UN probe revives hope for Thai `abducted by North Korea`
35 years after she vanished from Macau, relatives of a Thai woman believed to have been snatched by North Korean agents hope that a landmark UN investigation will help to finally bring her home.
Bangkok: Thirty-five years after she vanished from Macau, relatives of a Thai woman believed to have been snatched by North Korean agents hope that a landmark UN investigation will help to finally bring her home.
Anocha Panjoy was 23 when she left her apartment in May 1978 in the former Portuguese colony, where she was working at the time, telling a friend she was going to a beauty parlour. She never returned.
Her disappearance was a mystery for almost three decades until former US army deserter Charles Jenkins revealed that a Thai woman called Anocha had been his neighbour in Pyongyang.
"When Anocha disappeared, I thought that she was killed in Macau and her body was dumped in the sea," her nephew Bangjong Panjoy said.
"The day we heard she was in North Korea, the whole family cried as they thought Anocha would come home.
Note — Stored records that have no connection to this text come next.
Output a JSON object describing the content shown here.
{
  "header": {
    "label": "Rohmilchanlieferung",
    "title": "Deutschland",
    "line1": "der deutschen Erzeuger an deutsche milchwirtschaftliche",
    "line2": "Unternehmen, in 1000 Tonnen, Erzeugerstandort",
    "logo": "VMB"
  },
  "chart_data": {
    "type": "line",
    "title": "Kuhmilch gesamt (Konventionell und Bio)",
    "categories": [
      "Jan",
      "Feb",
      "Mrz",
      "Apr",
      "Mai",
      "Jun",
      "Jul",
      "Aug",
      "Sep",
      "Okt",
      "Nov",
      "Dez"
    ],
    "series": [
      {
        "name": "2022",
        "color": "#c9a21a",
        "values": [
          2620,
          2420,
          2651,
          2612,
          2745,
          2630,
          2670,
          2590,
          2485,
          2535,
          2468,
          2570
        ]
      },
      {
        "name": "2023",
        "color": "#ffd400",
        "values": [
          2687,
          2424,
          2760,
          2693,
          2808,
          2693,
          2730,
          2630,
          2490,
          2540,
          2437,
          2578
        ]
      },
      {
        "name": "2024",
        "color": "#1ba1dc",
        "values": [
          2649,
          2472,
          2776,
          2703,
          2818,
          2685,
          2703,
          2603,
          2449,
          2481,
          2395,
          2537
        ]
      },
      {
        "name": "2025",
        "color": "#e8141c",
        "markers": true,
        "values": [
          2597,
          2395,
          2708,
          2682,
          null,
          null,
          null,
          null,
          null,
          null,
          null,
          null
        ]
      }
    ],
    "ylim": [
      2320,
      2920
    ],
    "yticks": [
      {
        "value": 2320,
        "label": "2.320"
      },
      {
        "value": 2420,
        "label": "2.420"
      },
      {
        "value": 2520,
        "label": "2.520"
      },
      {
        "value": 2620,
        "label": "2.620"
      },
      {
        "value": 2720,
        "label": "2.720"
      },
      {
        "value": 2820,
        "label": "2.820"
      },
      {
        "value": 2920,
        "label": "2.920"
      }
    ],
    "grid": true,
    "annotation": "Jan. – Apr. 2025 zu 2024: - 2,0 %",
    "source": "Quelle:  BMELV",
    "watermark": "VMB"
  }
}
We cried and cried wanting her to come back," he told.
Anocha`s father died just months before her whereabouts was revealed.
When Bangjong visited Japan to meet Jenkins, the American`s Japanese wife Hitomi Soga -- another former abductee -- immediately recognised Anocha in the family`s photos, he said.
According to Jenkins, who spent four decades in North Korea until he was allowed to leave in 2004, Anocha told him she was forced into a boat and taken against her will to the secretive communist state.
Bangjong believes that Anocha was probably kidnapped by North Korea to be the wife of a foreign defector, or to teach the Thai language to North Korean spies.
The family recently submitted its evidence about her abduction to the UN Commission of Enquiry into Human Rights in North Korea, which was set up in March under the chairmanship of former Australian judge Michael Kirby.
The commission is the first UN expert panel to officially examine Pyongyang`s human rights record, by collecting witness testimony in Japan, Thailand, Britain and the United States from North Korean defectors and other victims.